Miners, How They Survived
By: Tyler Mathews
For food they had twenty cans of tuna fish, one can of peaches, one can of salmon and a few crackers. That's all they had to eat, they had to have unreasonably small rations. Every twenty four hours they had a small piece of tuna. For them small meant half of a bottle cap in size. For drinks they had oily water that the machines used to cool themselves when in use and rotten milk.
How they were saved
They were saved by as much as nine drills looking for them. Although only two of them were expected to get into the mine. They had a plan A and a plan B. Plan A was suppose to hit the mine first and if it failed then hopefully plan B will be able to save them. Turns out plan A was slower then expected and plan B ended up saving them.

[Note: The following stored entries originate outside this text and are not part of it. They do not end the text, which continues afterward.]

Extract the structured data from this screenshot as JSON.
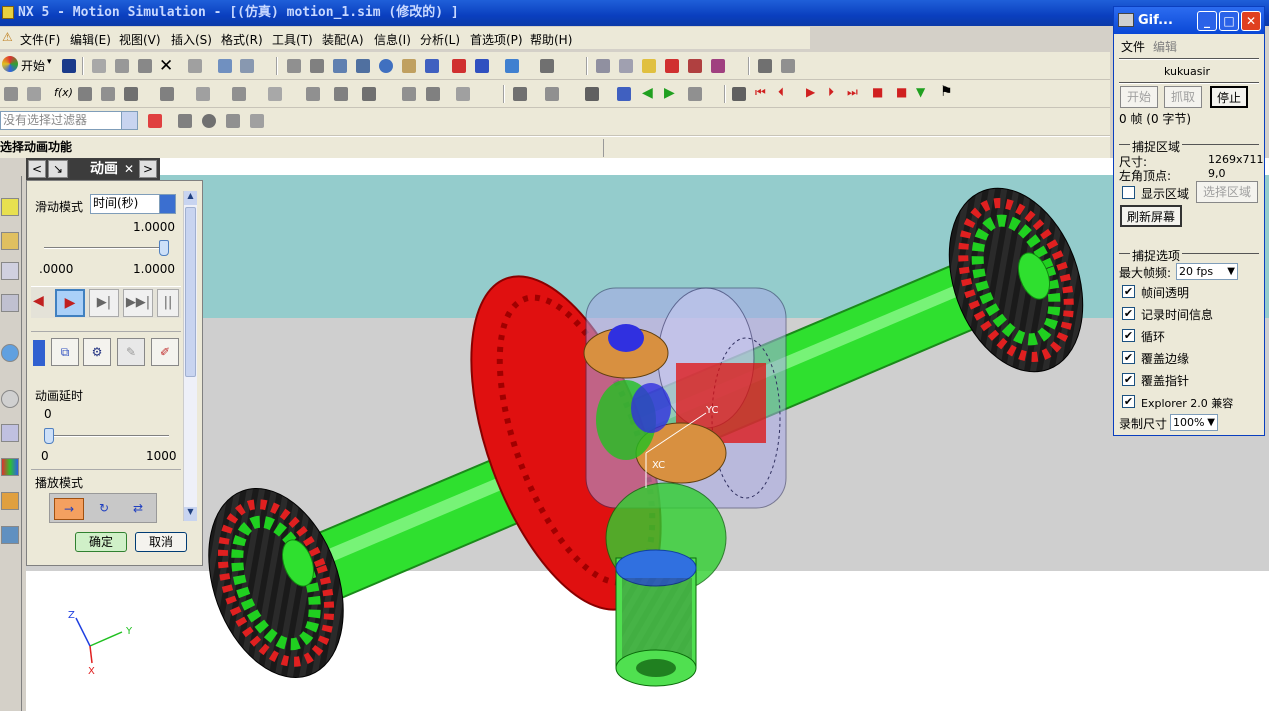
{
  "window": {
    "title": "NX 5 - Motion Simulation - [(仿真) motion_1.sim (修改的) ]"
  },
  "menu": [
    "文件(F)",
    "编辑(E)",
    "视图(V)",
    "插入(S)",
    "格式(R)",
    "工具(T)",
    "装配(A)",
    "信息(I)",
    "分析(L)",
    "首选项(P)",
    "帮助(H)"
  ],
  "toolbar": {
    "start_label": "开始"
  },
  "filter": {
    "placeholder": "没有选择过滤器"
  },
  "cue_line": {
    "text": "选择动画功能"
  },
  "dialog": {
    "title": "动画",
    "slide_mode_label": "滑动模式",
    "slide_mode_value": "时间(秒)",
    "slider_value": "1.0000",
    "slider_min": ".0000",
    "slider_max": "1.0000",
    "slider_fraction": 1.0,
    "delay_label": "动画延时",
    "delay_value": "0",
    "delay_min": "0",
    "delay_max": "1000",
    "delay_fraction": 0.0,
    "play_mode_label": "播放模式",
    "ok_label": "确定",
    "cancel_label": "取消"
  },
  "gif_window": {
    "title": "Gif...",
    "menu_file": "文件",
    "menu_edit": "编辑",
    "author": "kukuasir",
    "start_btn": "开始",
    "capture_btn": "抓取",
    "stop_btn": "停止",
    "frames_text": "0 帧 (0 字节)",
    "capture_area_header": "捕捉区域",
    "size_label": "尺寸:",
    "size_value": "1269x711",
    "corner_label": "左角顶点:",
    "corner_value": "9,0",
    "show_area_label": "显示区域",
    "select_area_btn": "选择区域",
    "refresh_btn": "刷新屏幕",
    "capture_options_header": "捕捉选项",
    "max_fps_label": "最大帧频:",
    "fps_value": "20 fps",
    "options": [
      "帧间透明",
      "记录时间信息",
      "循环",
      "覆盖边缘",
      "覆盖指针",
      "Explorer 2.0 兼容"
    ],
    "record_size_label": "录制尺寸",
    "record_size_value": "100%"
  },
  "triad": {
    "x": "X",
    "y": "Y",
    "z": "Z"
  },
  "model_labels": {
    "yc": "YC",
    "xc": "XC"
  },
  "colors": {
    "title_blue": "#0a3fbf",
    "sky": "#94cccc",
    "floor": "#cfcfcf",
    "shaft": "#2fe02f",
    "gear": "#e01010"
  }
}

Luis Urzua; their Unspoken Leader
Luis had persevered through all of his dangerous life threatening adversities. Without him, the miners might not of had equal rations. Another important thing that he did was keep all of the miners positive and hopeful without getting them too complacent and overwhelmed. With out him the miners might of died of starvation or they might have gotten out of control or gotten idle; he kept them busy by working in the mines and venturing into the mine. He might have done this too keep them busy and to keep the thought that they were stuck 2,000 feet in the mine with thousands of tons of rock blocking the exit.
How it effected other mines
The rocks fell down on the only entrance trapping all 33 of the miners. Because of this they were all trapped causing they mining community to revisit their safety procedures and add more exit routes. In America you were required to have at least three escape routes in a mine in case of an emergency like this. In Chile they are required to have at least two, most mines in chile only have one, if any.